Al primo turno delle elezioni amministrative, ancora in corso in molte città italiane, molte persone si sono astenute facendo dire a politici e commentatori che era stato sconfitto il populismo: i voti mancanti erano quelli di Fratelli d’Italia e Lega. 

Ormai va di moda attribuire la colpa delle proprie sconfitte a complotti social-mediatici. La Lega ha commentato sullo scandalo di Luca Morisi, social manager che ha creato l’immagine di Salvini tanto da guadagnarsi, lui e il sistema, il soprannome di “La Bestia”. Morisi è stato indagato per spaccio di droga, si è parlato perfino di GHB, la droga dello stupro: proprio lui che sicuramente aveva suggerito al Capitano di andare a suonare al citofono di un tunisino, residente in quartiere non proprio “bene” di Bologna, per chiedere “Lei spaccia?”, il tutto in diretta video e senza garantire l’anonimato del palazzo. 

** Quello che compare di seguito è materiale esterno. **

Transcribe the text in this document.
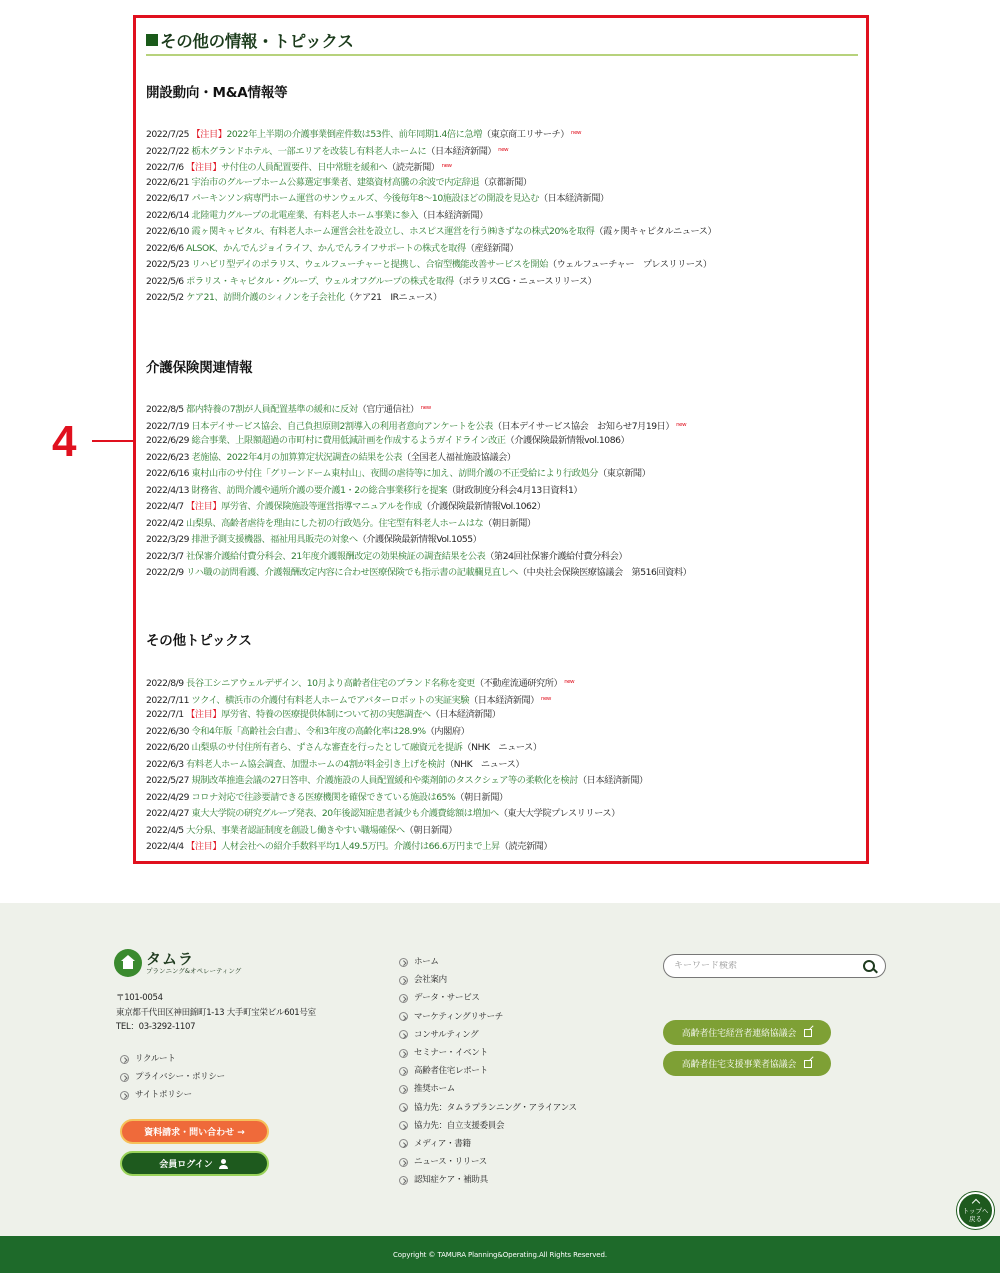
その他の情報・トピックス
開設動向・M&A情報等
2022/7/25 【注目】2022年上半期の介護事業倒産件数は53件、前年同期1.4倍に急増（東京商工リサーチ） $^{new}$
2022/7/22 栃木グランドホテル、一部エリアを改装し有料老人ホームに（日本経済新聞） $^{new}$
2022/7/6 【注目】サ付住の人員配置要件、日中常駐を緩和へ（読売新聞） $^{new}$
2022/6/21 宇治市のグループホーム公募選定事業者、建築資材高騰の余波で内定辞退（京都新聞）
2022/6/17 パーキンソン病専門ホーム運営のサンウェルズ、今後毎年8〜10施設ほどの開設を見込む（日本経済新聞）
2022/6/14 北陸電力グループの北電産業、有料老人ホーム事業に参入（日本経済新聞）
2022/6/10 霞ヶ関キャピタル、有料老人ホーム運営会社を設立し、ホスピス運営を行う㈱きずなの株式20%を取得（霞ヶ関キャピタルニュース）
2022/6/6 ALSOK、かんでんジョイライフ、かんでんライフサポートの株式を取得（産経新聞）
2022/5/23 リハビリ型デイのポラリス、ウェルフューチャーと提携し、合宿型機能改善サービスを開始（ウェルフューチャー　プレスリリース）
2022/5/6 ポラリス・キャピタル・グループ、ウェルオフグループの株式を取得（ポラリスCG・ニュースリリース）
2022/5/2 ケア21、訪問介護のシィノンを子会社化（ケア21　IRニュース）
介護保険関連情報
2022/8/5 都内特養の7割が人員配置基準の緩和に反対（官庁通信社） $^{new}$
2022/7/19 日本デイサービス協会、自己負担原則2割導入の利用者意向アンケートを公表（日本デイサービス協会　お知らせ7月19日） $^{new}$
2022/6/29 総合事業、上限額超過の市町村に費用低減計画を作成するようガイドライン改正（介護保険最新情報vol.1086）
2022/6/23 老施協、2022年4月の加算算定状況調査の結果を公表（全国老人福祉施設協議会）
2022/6/16 東村山市のサ付住「グリーンドーム東村山」、夜間の虐待等に加え、訪問介護の不正受給により行政処分（東京新聞）
2022/4/13 財務省、訪問介護や通所介護の要介護1・2の総合事業移行を提案（財政制度分科会4月13日資料1）
2022/4/7 【注目】厚労省、介護保険施設等運営指導マニュアルを作成（介護保険最新情報Vol.1062）
2022/4/2 山梨県、高齢者虐待を理由にした初の行政処分。住宅型有料老人ホームはな（朝日新聞）
2022/3/29 排泄予測支援機器、福祉用具販売の対象へ（介護保険最新情報Vol.1055）
2022/3/7 社保審介護給付費分科会、21年度介護報酬改定の効果検証の調査結果を公表（第24回社保審介護給付費分科会）
2022/2/9 リハ職の訪問看護、介護報酬改定内容に合わせ医療保険でも指示書の記載欄見直しへ（中央社会保険医療協議会　第516回資料）
その他トピックス
2022/8/9 長谷工シニアウェルデザイン、10月より高齢者住宅のブランド名称を変更（不動産流通研究所） $^{new}$
2022/7/11 ツクイ、横浜市の介護付有料老人ホームでアバターロボットの実証実験（日本経済新聞） $^{new}$
2022/7/1 【注目】厚労省、特養の医療提供体制について初の実態調査へ（日本経済新聞）
2022/6/30 令和4年版「高齢社会白書」、令和3年度の高齢化率は28.9%（内閣府）
2022/6/20 山梨県のサ付住所有者ら、ずさんな審査を行ったとして融資元を提訴（NHK　ニュース）
2022/6/3 有料老人ホーム協会調査、加盟ホームの4割が料金引き上げを検討（NHK　ニュース）
2022/5/27 規制改革推進会議の27日答申、介護施設の人員配置緩和や薬剤師のタスクシェア等の柔軟化を検討（日本経済新聞）
2022/4/29 コロナ対応で往診要請できる医療機関を確保できている施設は65%（朝日新聞）
2022/4/27 東大大学院の研究グループ発表、20年後認知症患者減少も介護費総額は増加へ（東大大学院プレスリリース）
2022/4/5 大分県、事業者認証制度を創設し働きやすい職場確保へ（朝日新聞）
2022/4/4 【注目】人材会社への紹介手数料平均1人49.5万円。介護付は66.6万円まで上昇（読売新聞）
4
タムラ
プランニング&オペレーティング
〒101-0054
東京都千代田区神田錦町1-13 大手町宝栄ビル601号室
TEL：03-3292-1107
リクルート
プライバシー・ポリシー
サイトポリシー
資料請求・問い合わせ →
会員ログイン
ホーム
会社案内
データ・サービス
マーケティングリサーチ
コンサルティング
セミナー・イベント
高齢者住宅レポート
推奨ホーム
協力先：タムラプランニング・アライアンス
協力先：自立支援委員会
メディア・書籍
ニュース・リリース
認知症ケア・補助具
キーワード検索
高齢者住宅経営者連絡協議会
高齢者住宅支援事業者協議会
トップへ
戻る
Copyright © TAMURA Planning&Operating.All Rights Reserved.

La Meloni invece è alle prese con le frange di Forza Nuova, organizzazione di estrema destra, dichiaratamente nazi-fascista che si sta cercando di far sciogliere (il “cercando” è peraltro contraddittorio con i principi della Costituzione che considera reato l’apologia del fascismo). 

La leader di Fratelli d’Italia è stata, a suo dire, vittima di un complotto simile. In seguito a un reportage di fanpage.it (nonostante il nome della testata sono veri giornalisti d’inchiesta) è stato mandato in onda un documentario di dodici minuti in cui si vede l’europarlamentare Carlo Fidanza che sproloquia su Hitler e Mussolini in quella che non è altro che un’apologia del nazismo. Risposta della leader Giorgia Meloni: non giudica così una persona che conosce bene, ma vuole vedere le cento ore di girato (a puntate? Peggio di Netflix!). Entrambi i leader hanno commentato soprattutto sul complottismo visto che questi scandali sono venuti fuori appena prima delle elezioni, quindi nell’intento di nuocere ai loro partiti. 

I populisti basano il loro potere sul popolo, che pensano come una massa indistinta di persone a cui possono far credere di essere al di sopra di intrallazzi finanziari, di lotte intestine di potere, di gesta e fatti che vadano contro il loro popolo. L’immagine dei cavalieri senza macchia e senza paura, però, è a doppio taglio: non si può predicar bene e razzolare male perché si innesca immediatamente il tu quoque? del popolo. Che decide di non votare. Non solo, se dovessi farmi operare da un chirurgo, vorrei sapere prima di essere in sala operatoria se magari ha una laurea falsa o se ha ammazzato qualcuno, a che mi servirebbe saperlo dopo? Non si capisce allora perché queste informazioni dovrebbero aspettare la fine delle elezioni, rischiando di far eleggere persone che non sono eleggibili. 

Per fortuna per le elezioni del Comites non ci sono ballottaggi, né complotti particolari. Forse il fatto di stare all’estero ci ha tenuto lontani da questo tipo di comportamenti. Ma dal momento che la natura dell’Uomo politico è pur sempre quella che è, non siamo al riparo da un futuro contagio, tanto per stare nell’attualità pandemica. Allora non facciamoci trattare da “popolo”, esprimiamo il nostro voto, qualunque esso sia, ma esprimiamolo, perché se mai un po’ di popolo c’è, quello di sicuro vota, spontaneamente o sottilmente incoraggiato a farlo. Non è perché non votiamo che non ci sono governi, né Comites, né CGIE. Ci saranno, più o meno legittimati, riceveranno fondi dal governo italiano (che non ci ha abbandonato, anzi consacra parecchi fondi agli italiani all’estero), li spenderanno nel modo che probabilmente non ci parrà opportuno. Avremo però perso il diritto di lamentarci e di gridare al complotto: se non votiamo non saremo rappresentati, punto e basta.